What does your hometown mean to you? Do you find things in your community that you find in yourself? I myself was born in Memphis, TN, but I don’t get to spend much time there when I’m not going to school. It’s heartbreaking, in a way, to be so disconnected from it – 40 miles to drive from my home out in the middle of nowhere. However, I recently had the good fortune to watch two films from a local Memphis filmmaker, Mike McCarthy. He wasn’t born in Memphis; he was born in Tupelo, Mississippi. My parents and their families are from Mississippi as well, though I have few distant relatives who actually live in Tupelo. However, Tupelo runs in McCarthy’s blood. His first major film Teenage Tupelo – a rough and tumble comedy/drama – centers on the idea that he was born as an illegitimate child of Elvis Presley. McCarthy calls Elvis, “the king of American pop culture”. His latest two films, Tupelove and Native Son celebrate Elvis and his birthplace, Tupelo, Mississippi.
Tupelove is a short film about a young businessman named Norton (Corey Parker) stuck in a small town in Mississippi outside of Tupelo. This “man in a hurry” meets a mysterious woman named Vee (Amy LaVere) who takes him on a tour of Elvis’ hometown from his birthplace to the local fairgrounds where he played his ’56 concert. She seems a bit out-of-time: drinking vintage Pepsi, reading old issues of Captain Marvel (Elvis’ favorite superhero), and inexplicably changing into fashionable ‘50s-style dresses. Eventually, Norton realizes she was simply a ghost, but has learned never to underestimate a town without learning its valuable history. This 15-minute short film was made by McCarthy as a tourism video for Tupelo. It’s a great, well-written look at the place where Elvis grew up. The two actors in the film are fun to watch, especially the very lovely Miss LaVere who is just stunning to begin with.
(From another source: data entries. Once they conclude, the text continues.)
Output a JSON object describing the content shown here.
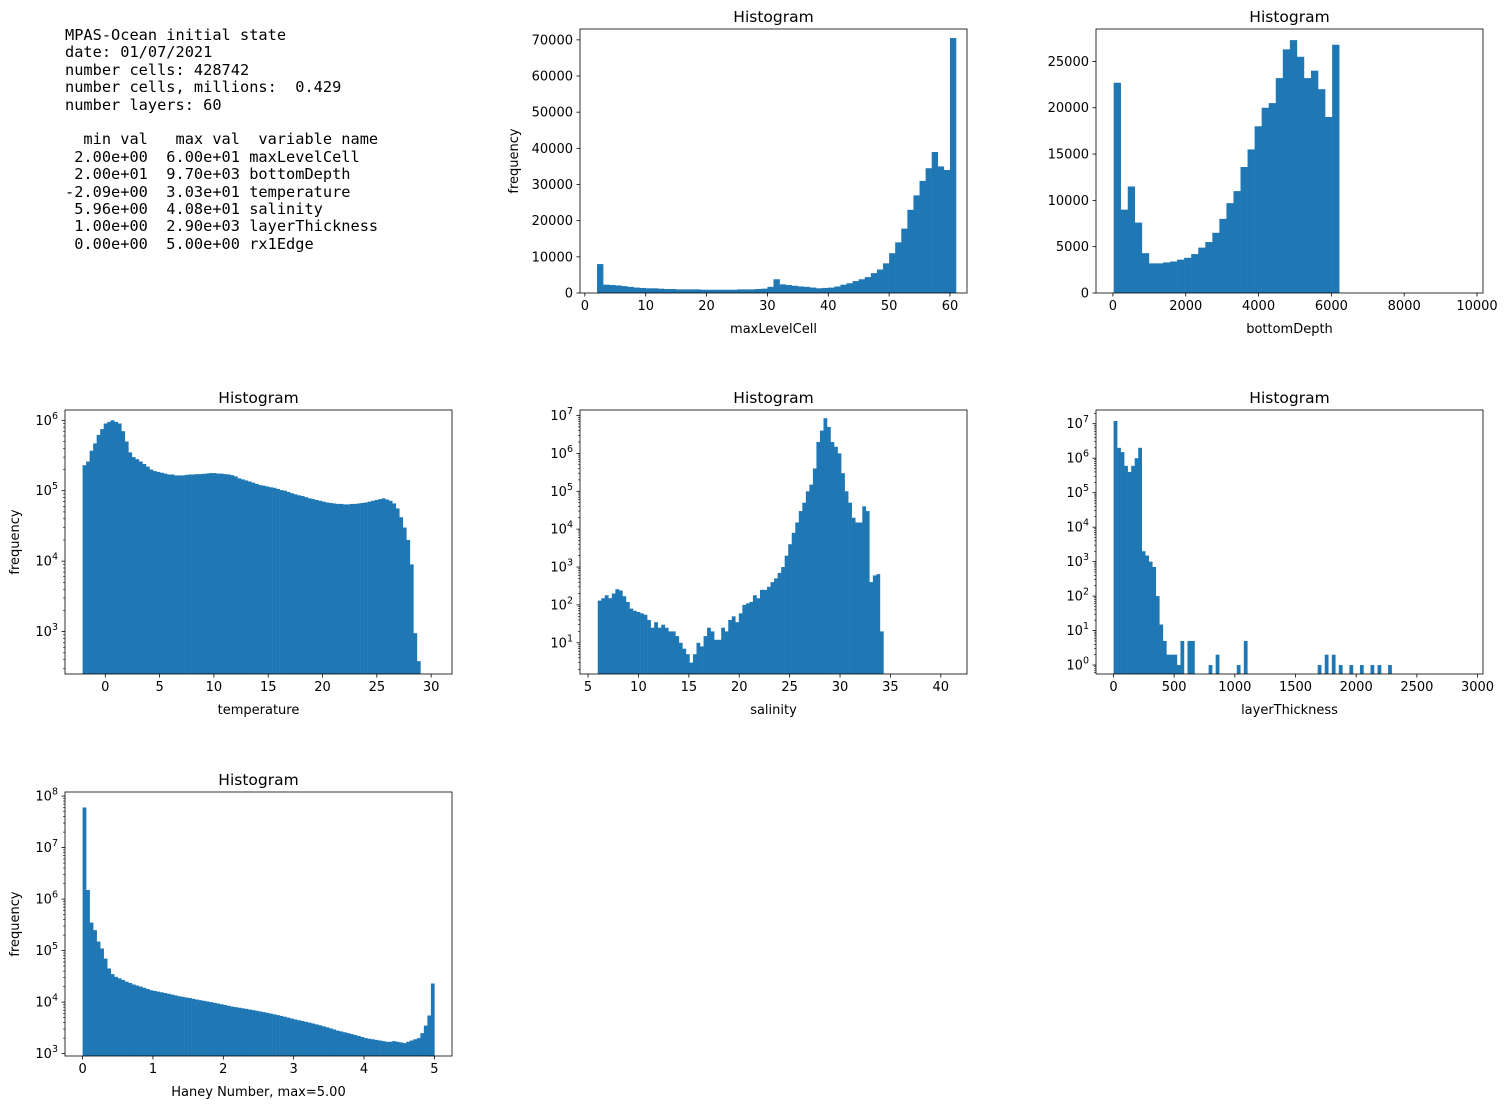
{
  "info": {
    "lines": [
      "MPAS-Ocean initial state",
      "date: 01/07/2021",
      "number cells: 428742",
      "number cells, millions:  0.429",
      "number layers: 60",
      "",
      "  min val   max val  variable name",
      " 2.00e+00  6.00e+01 maxLevelCell",
      " 2.00e+01  9.70e+03 bottomDepth",
      "-2.09e+00  3.03e+01 temperature",
      " 5.96e+00  4.08e+01 salinity",
      " 1.00e+00  2.90e+03 layerThickness",
      " 0.00e+00  5.00e+00 rx1Edge"
    ]
  },
  "colors": {
    "bar": "#1f77b4"
  },
  "chart_data": [
    {
      "type": "bar",
      "title": "Histogram",
      "xlabel": "maxLevelCell",
      "ylabel": "frequency",
      "yscale": "linear",
      "xlim": [
        -0.8,
        62.8
      ],
      "ylim": [
        0,
        73000
      ],
      "xticks": [
        0,
        10,
        20,
        30,
        40,
        50,
        60
      ],
      "yticks": [
        0,
        10000,
        20000,
        30000,
        40000,
        50000,
        60000,
        70000
      ],
      "bin_start": 2,
      "bin_width": 1,
      "values": [
        8000,
        2300,
        2200,
        2100,
        1900,
        1700,
        1500,
        1400,
        1300,
        1300,
        1200,
        1100,
        1100,
        1000,
        1000,
        1000,
        1000,
        900,
        900,
        900,
        900,
        900,
        900,
        1000,
        1000,
        1000,
        1100,
        1200,
        1700,
        3800,
        2400,
        2200,
        2000,
        1800,
        1700,
        1500,
        1300,
        1400,
        1500,
        1800,
        2300,
        2700,
        3300,
        3800,
        4400,
        5500,
        6500,
        8200,
        11000,
        14000,
        17800,
        23000,
        27000,
        31000,
        34500,
        39000,
        35000,
        34000,
        70500
      ]
    },
    {
      "type": "bar",
      "title": "Histogram",
      "xlabel": "bottomDepth",
      "ylabel": "",
      "yscale": "linear",
      "xlim": [
        -465,
        10165
      ],
      "ylim": [
        0,
        28500
      ],
      "xticks": [
        0,
        2000,
        4000,
        6000,
        8000,
        10000
      ],
      "yticks": [
        0,
        5000,
        10000,
        15000,
        20000,
        25000
      ],
      "bin_start": 20,
      "bin_width": 193.6,
      "values": [
        22700,
        9000,
        11500,
        7600,
        4300,
        3200,
        3200,
        3300,
        3400,
        3600,
        3800,
        4200,
        4900,
        5500,
        6500,
        8000,
        9700,
        11000,
        13600,
        15500,
        18000,
        20000,
        20500,
        23200,
        26300,
        27300,
        25500,
        23200,
        24000,
        22000,
        19000,
        26800,
        0,
        0,
        0,
        0,
        0,
        0,
        0,
        0,
        0,
        0,
        0,
        0,
        0,
        0,
        0,
        0,
        0,
        0
      ]
    },
    {
      "type": "bar",
      "title": "Histogram",
      "xlabel": "temperature",
      "ylabel": "frequency",
      "yscale": "log",
      "xlim": [
        -3.71,
        31.92
      ],
      "ylim": [
        250,
        1400000
      ],
      "xticks": [
        0,
        5,
        10,
        15,
        20,
        25,
        30
      ],
      "yticks": [
        1000,
        10000,
        100000,
        1000000
      ],
      "ytick_labels": [
        "10^3",
        "10^4",
        "10^5",
        "10^6"
      ],
      "bin_start": -2.09,
      "bin_width": 0.324,
      "values": [
        230000,
        260000,
        370000,
        470000,
        620000,
        750000,
        900000,
        950000,
        1000000,
        950000,
        900000,
        700000,
        500000,
        350000,
        300000,
        280000,
        260000,
        240000,
        220000,
        200000,
        190000,
        185000,
        180000,
        175000,
        170000,
        170000,
        165000,
        165000,
        165000,
        168000,
        170000,
        170000,
        172000,
        172000,
        174000,
        176000,
        178000,
        178000,
        175000,
        175000,
        172000,
        170000,
        166000,
        160000,
        150000,
        145000,
        140000,
        135000,
        130000,
        125000,
        120000,
        118000,
        115000,
        112000,
        110000,
        106000,
        102000,
        100000,
        96000,
        92000,
        89000,
        86000,
        84000,
        81000,
        78000,
        76000,
        74000,
        72000,
        70000,
        68000,
        67000,
        66000,
        65000,
        65000,
        64000,
        64000,
        65000,
        65000,
        66000,
        67000,
        68000,
        70000,
        72000,
        74000,
        76000,
        78000,
        75000,
        72000,
        66000,
        56000,
        42000,
        30000,
        20000,
        9000,
        950,
        380,
        0,
        0,
        0,
        0
      ]
    },
    {
      "type": "bar",
      "title": "Histogram",
      "xlabel": "salinity",
      "ylabel": "",
      "yscale": "log",
      "xlim": [
        4.2,
        42.6
      ],
      "ylim": [
        1.5,
        14000000
      ],
      "xticks": [
        5,
        10,
        15,
        20,
        25,
        30,
        35,
        40
      ],
      "yticks": [
        10,
        100,
        1000,
        10000,
        100000,
        1000000,
        10000000
      ],
      "ytick_labels": [
        "10^1",
        "10^2",
        "10^3",
        "10^4",
        "10^5",
        "10^6",
        "10^7"
      ],
      "bin_start": 5.96,
      "bin_width": 0.35,
      "values": [
        130,
        150,
        180,
        150,
        200,
        260,
        240,
        170,
        120,
        80,
        70,
        65,
        60,
        55,
        40,
        25,
        35,
        25,
        30,
        25,
        20,
        20,
        15,
        10,
        7,
        5,
        3,
        5,
        10,
        8,
        15,
        25,
        20,
        12,
        12,
        25,
        20,
        40,
        50,
        35,
        60,
        100,
        110,
        120,
        180,
        150,
        250,
        250,
        300,
        400,
        500,
        700,
        1000,
        2000,
        4000,
        8000,
        15000,
        30000,
        50000,
        100000,
        150000,
        400000,
        2000000,
        4000000,
        8500000,
        5000000,
        2000000,
        1500000,
        1000000,
        300000,
        100000,
        50000,
        20000,
        15000,
        15000,
        40000,
        30000,
        400,
        600,
        650,
        20,
        0,
        0,
        0,
        0,
        0,
        0,
        0,
        0,
        0,
        0,
        0,
        0,
        0,
        0,
        0,
        0,
        0,
        0,
        0
      ]
    },
    {
      "type": "bar",
      "title": "Histogram",
      "xlabel": "layerThickness",
      "ylabel": "",
      "yscale": "log",
      "xlim": [
        -144,
        3045
      ],
      "ylim": [
        0.55,
        25000000
      ],
      "xticks": [
        0,
        500,
        1000,
        1500,
        2000,
        2500,
        3000
      ],
      "yticks": [
        1,
        10,
        100,
        1000,
        10000,
        100000,
        1000000,
        10000000
      ],
      "ytick_labels": [
        "10^0",
        "10^1",
        "10^2",
        "10^3",
        "10^4",
        "10^5",
        "10^6",
        "10^7"
      ],
      "bin_start": 1,
      "bin_width": 29,
      "values": [
        12000000,
        2000000,
        1500000,
        600000,
        400000,
        600000,
        1000000,
        2000000,
        2000,
        1500,
        1000,
        700,
        100,
        15,
        5,
        2,
        2,
        2,
        1,
        5,
        0,
        5,
        5,
        0,
        0,
        0,
        0,
        1,
        0,
        2,
        0,
        0,
        0,
        0,
        0,
        1,
        0,
        5,
        0,
        0,
        0,
        0,
        0,
        0,
        0,
        0,
        0,
        0,
        0,
        0,
        0,
        0,
        0,
        0,
        0,
        0,
        0,
        0,
        1,
        0,
        2,
        0,
        2,
        0,
        1,
        0,
        0,
        1,
        0,
        0,
        1,
        0,
        0,
        1,
        0,
        1,
        0,
        0,
        1,
        0,
        0,
        0,
        0,
        0,
        0,
        0,
        0,
        0,
        0,
        0,
        0,
        0,
        0,
        0,
        0,
        0,
        0,
        0,
        0,
        0
      ]
    },
    {
      "type": "bar",
      "title": "Histogram",
      "xlabel": "Haney Number, max=5.00",
      "ylabel": "frequency",
      "yscale": "log",
      "xlim": [
        -0.25,
        5.25
      ],
      "ylim": [
        900,
        120000000
      ],
      "xticks": [
        0,
        1,
        2,
        3,
        4,
        5
      ],
      "yticks": [
        1000,
        10000,
        100000,
        1000000,
        10000000,
        100000000
      ],
      "ytick_labels": [
        "10^3",
        "10^4",
        "10^5",
        "10^6",
        "10^7",
        "10^8"
      ],
      "bin_start": 0,
      "bin_width": 0.05,
      "values": [
        60000000,
        1500000,
        350000,
        250000,
        150000,
        110000,
        70000,
        45000,
        35000,
        31000,
        29000,
        27000,
        25000,
        23500,
        22000,
        21000,
        20000,
        19000,
        18000,
        17000,
        16500,
        16000,
        15500,
        15000,
        14500,
        14000,
        13500,
        13000,
        12700,
        12300,
        12000,
        11600,
        11200,
        10900,
        10600,
        10300,
        10000,
        9700,
        9400,
        9100,
        8800,
        8500,
        8200,
        8000,
        7800,
        7600,
        7400,
        7200,
        7000,
        6800,
        6600,
        6400,
        6200,
        6000,
        5800,
        5600,
        5400,
        5200,
        5000,
        4800,
        4600,
        4450,
        4300,
        4150,
        4000,
        3850,
        3700,
        3550,
        3400,
        3250,
        3100,
        2950,
        2800,
        2700,
        2600,
        2500,
        2400,
        2300,
        2200,
        2100,
        2000,
        1950,
        1900,
        1850,
        1800,
        1750,
        1700,
        1700,
        1750,
        1700,
        1650,
        1600,
        1700,
        1800,
        1900,
        2000,
        2500,
        3500,
        5500,
        23000
      ]
    }
  ]
}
Native Son is a documentary that picks up where Tupelove leaves off. The short film ends with Vee and Norton imagining feeling Elvis’ fingers as he stood on stage during the ’56 concert at the fairgrounds. McCarthy felt that such an important event in Tupelo’s history had not been properly represented. That famous photograph featuring Elvis reaching out to the screaming girls in front of the stage means a lot to McCarthy: he found out his biological mother was one of those girls. He initially believed she was the one who literally touched Elvis’ fingers. He later learned this was not the case, that she was back-a-ways from the stage. McCarthy successfully convinced the town to fund construction for a statue of Elvis posing as he did in the famous photograph. The documentary shows the impressive creation of the statue by Bill Beckwith, who uses only photographs to sculpt with from scratch (without the use of computers). Beckwith talks about how his artist influences shaped him just as he shapes clay. The statue was completed and installed just a few weeks ago. It’s amazing to find out how much a photograph can inspire in people: a film, a statue and a family coming together.
I first met Mike McCarthy at a screening of The Tree of Life with my good friend, Hunter Duesing (who has recently moved back home to Texas, where I wish him the best). In the time since, I’ve noticed he has a great sense of humor, an unique way of telling a story and an immense collection of comic books that confounds and depresses me. Yet the screening I saw of Tupelove and Native Son also showed me a side I didn’t realize before: a man searching for his past in the town where the King of Rock ‘n Roll was born. That, in itself, is a story worth telling and I can’t but feel privileged to have seen it.